I’m sure I’m not alone in urging my other half to “drive safely” every morning as he sets off for work. As the mornings get darker and the risk of ice, fog and other inclement weather conditions increases with the onset of winter, it becomes ever more important for all drivers to exercise caution. It’s no coincidence that National Road Safety Week takes place in November, after the clocks have changed and so many daily commutes take place in darkness.
Safe driving should be a consideration for employers as well, because for a large proportion of employees nowadays the most dangerous activity they will undertake all day is driving, be it to and from the workplace in their own cars, or in company vehicles in the course of their work duties. Employers can be held liable for road accidents in certain circumstances, so they must make efforts to limit the risks as far as possible.
As we become ever more connected, our vehicles are no longer the places of sanctuary from the outside world that they once were. And yet, it is a well-established fact that distractions caused by attempts to multi-task behind the wheel are a major contributor to road traffic accidents. Although much of the time we appear to be “on auto pilot” while we are driving, and although we may believe we are perfectly capable of having a conversation, listening to a radio play or planning our forthcoming meeting while on the road, any activity that engages our minds more than superficially, can slow down our response to hazards and be detrimental to our safety. However experienced we may be, holding an in-depth work-related telephone conversation – even hands free – while driving, is a risky distraction, as proved by recent research conducted at Newcastle University. As for reading and responding to text messages while driving, that is clearly asking for trouble.

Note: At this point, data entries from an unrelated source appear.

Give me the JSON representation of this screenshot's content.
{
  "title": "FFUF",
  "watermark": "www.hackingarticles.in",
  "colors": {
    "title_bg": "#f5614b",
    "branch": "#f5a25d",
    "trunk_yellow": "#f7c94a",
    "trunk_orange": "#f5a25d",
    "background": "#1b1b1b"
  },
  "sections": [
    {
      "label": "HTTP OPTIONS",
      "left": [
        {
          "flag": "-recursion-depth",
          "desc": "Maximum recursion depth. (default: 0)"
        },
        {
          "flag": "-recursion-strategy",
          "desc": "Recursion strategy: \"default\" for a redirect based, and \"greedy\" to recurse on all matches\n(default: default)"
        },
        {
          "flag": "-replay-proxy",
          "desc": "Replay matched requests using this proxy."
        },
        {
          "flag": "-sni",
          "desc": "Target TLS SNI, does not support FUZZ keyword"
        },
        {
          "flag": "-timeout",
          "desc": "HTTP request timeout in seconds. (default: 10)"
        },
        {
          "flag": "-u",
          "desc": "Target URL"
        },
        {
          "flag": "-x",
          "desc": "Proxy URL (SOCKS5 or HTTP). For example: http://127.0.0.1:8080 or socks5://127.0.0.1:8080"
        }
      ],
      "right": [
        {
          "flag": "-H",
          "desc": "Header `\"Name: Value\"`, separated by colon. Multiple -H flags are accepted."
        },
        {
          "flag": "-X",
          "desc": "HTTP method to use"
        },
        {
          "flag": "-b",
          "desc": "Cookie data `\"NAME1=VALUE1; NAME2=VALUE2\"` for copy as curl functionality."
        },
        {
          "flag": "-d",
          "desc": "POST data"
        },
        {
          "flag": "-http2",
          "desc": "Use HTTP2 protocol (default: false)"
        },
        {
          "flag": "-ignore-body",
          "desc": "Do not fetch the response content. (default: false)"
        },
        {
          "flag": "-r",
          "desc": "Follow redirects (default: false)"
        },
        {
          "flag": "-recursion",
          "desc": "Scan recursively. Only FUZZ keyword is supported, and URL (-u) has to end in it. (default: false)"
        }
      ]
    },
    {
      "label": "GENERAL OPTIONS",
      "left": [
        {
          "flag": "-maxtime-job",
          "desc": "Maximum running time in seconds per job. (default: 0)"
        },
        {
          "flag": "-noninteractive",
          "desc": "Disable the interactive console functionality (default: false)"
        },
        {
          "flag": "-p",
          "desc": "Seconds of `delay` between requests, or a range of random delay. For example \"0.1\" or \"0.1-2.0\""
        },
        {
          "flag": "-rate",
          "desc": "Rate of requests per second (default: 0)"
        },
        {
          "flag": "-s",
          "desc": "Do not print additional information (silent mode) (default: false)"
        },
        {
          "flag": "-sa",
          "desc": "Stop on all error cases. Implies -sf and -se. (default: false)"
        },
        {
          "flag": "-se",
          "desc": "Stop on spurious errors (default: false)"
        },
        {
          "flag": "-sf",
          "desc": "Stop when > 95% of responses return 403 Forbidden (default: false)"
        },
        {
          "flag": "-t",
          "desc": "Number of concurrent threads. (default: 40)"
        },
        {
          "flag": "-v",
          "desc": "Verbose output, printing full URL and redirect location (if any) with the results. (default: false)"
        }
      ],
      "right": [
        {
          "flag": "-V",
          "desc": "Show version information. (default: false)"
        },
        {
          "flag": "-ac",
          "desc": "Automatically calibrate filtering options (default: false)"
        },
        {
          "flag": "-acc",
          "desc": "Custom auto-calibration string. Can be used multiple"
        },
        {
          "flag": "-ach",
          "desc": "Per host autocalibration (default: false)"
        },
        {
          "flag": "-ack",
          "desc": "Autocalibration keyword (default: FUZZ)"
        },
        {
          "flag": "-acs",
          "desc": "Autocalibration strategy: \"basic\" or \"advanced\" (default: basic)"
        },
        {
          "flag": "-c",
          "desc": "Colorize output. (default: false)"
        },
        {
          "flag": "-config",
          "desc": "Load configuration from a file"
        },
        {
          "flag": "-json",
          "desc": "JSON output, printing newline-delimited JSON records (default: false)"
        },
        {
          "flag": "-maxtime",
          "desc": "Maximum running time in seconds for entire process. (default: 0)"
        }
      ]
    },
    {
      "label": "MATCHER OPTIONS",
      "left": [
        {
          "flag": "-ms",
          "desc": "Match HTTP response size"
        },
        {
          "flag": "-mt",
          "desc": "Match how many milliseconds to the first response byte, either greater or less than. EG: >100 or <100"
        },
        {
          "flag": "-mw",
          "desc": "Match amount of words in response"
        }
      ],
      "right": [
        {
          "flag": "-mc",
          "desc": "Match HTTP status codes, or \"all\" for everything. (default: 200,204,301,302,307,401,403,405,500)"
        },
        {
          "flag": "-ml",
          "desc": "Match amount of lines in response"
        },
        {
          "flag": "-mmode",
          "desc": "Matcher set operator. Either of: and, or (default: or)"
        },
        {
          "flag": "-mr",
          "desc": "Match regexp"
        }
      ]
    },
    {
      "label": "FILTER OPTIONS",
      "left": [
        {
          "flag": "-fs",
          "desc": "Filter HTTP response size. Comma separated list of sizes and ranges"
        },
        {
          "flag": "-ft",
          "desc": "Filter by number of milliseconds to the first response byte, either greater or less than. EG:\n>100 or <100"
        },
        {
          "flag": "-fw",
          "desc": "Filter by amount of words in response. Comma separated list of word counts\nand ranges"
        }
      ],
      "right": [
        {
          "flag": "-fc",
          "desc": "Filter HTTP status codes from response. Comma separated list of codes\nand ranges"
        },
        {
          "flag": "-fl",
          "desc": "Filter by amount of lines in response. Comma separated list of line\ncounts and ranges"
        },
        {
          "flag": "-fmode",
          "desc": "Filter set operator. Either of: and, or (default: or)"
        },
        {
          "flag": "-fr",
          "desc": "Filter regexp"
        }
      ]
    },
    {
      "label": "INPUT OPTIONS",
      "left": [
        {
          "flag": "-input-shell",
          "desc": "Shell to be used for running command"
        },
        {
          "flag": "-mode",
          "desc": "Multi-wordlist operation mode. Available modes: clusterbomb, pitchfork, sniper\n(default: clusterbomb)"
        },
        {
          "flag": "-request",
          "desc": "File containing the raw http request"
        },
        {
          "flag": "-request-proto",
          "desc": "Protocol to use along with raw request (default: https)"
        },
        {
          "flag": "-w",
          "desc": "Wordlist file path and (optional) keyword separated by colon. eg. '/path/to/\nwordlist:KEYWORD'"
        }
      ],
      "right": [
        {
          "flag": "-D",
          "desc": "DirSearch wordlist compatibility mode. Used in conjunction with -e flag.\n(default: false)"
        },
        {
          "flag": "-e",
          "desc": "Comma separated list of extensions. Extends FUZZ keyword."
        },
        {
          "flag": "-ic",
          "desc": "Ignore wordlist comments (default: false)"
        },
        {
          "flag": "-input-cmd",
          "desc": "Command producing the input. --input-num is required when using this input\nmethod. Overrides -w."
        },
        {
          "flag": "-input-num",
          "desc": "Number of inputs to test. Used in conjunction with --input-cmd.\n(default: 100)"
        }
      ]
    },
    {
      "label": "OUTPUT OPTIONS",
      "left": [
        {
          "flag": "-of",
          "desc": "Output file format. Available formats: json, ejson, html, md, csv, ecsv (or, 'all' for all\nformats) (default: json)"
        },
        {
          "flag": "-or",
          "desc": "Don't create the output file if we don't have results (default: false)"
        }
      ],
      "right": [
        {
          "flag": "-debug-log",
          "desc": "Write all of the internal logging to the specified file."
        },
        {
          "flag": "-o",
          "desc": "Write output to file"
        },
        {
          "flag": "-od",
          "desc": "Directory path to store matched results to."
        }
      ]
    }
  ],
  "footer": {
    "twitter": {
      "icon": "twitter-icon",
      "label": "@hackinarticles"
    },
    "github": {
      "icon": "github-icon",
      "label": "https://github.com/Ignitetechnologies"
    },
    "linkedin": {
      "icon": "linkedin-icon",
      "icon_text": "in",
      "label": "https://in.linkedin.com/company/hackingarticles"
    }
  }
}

Therefore, if an employer has any expectation that its employees should be available to take phone calls while driving, it could be held responsible not just morally but also legally if an accident results. Policies on the use of mobile phones while driving, whether or not the car or the phone are company-provided, should make it very clear that they should be on voicemail while driving, with the driver picking up messages the next time they stop for a break.
We rely on all our senses while driving, but probably the most important one is our eyesight. If we can’t see properly to read road signs or spot hazards ahead of us, then we are far more at risk. Everybody knows that employers are required to provide free eyesight tests to regular users of computer equipment, but what about company car drivers? It makes sense, in order to protect the company’s human and mechanical assets, to offer eyesight tests every couple of years to employees whose duties include driving.
When visibility is impaired for weather-related reasons such as fog, heavy rain, frosted up or steamed up wind-screens, or twilight, drivers need to exercise greater caution. Stopping distances between vehicles should be increased and speed reduced. The use of dipped headlights or fog lights should be encouraged. And greater journey times should be accepted. The same applies to icy conditions. Putting undue pressure on company car drivers to meet unrealistic delivery schedules, or penalizing them for lack of punctuality, when adverse weather conditions occur, could again result in legal liability for companies in the event of an accident.
Raising awareness of the hazards of driving is part of a responsible employer’s repertoire, not just in relation to drivers of company vehicles. However, for anybody who drives as part of their work, the obvious place to put such guidance is in the Company Car Policy. Typically, such policies will cover not just the choice of vehicles, frequency of replacement, and provisions regarding servicing and maintenance, but will explain what to do in the event of an accident. It therefore makes sense to include a section on accident prevention!
Common sense much of it may be, but the statistics speak for themselves. More than half a million UK drivers have points on their licenses for driving while distracted (including using mobile phones), which proves that it is not always common practice. Reminders backed up by the threat of disciplinary action for contraventions of the rules regarding the use of mobile phones while driving, for example, may carry more weight than exhortations alone. And guidance on safe driving in adverse weather conditions including fog, snow and ice, may prove invaluable, particularly to inexperienced drivers encountering such conditions for the first time.
Protecting your employees makes good business sense, so put a “driver safety” section into your company car policy now, and help ensure everybody gets through the coming winter unharmed.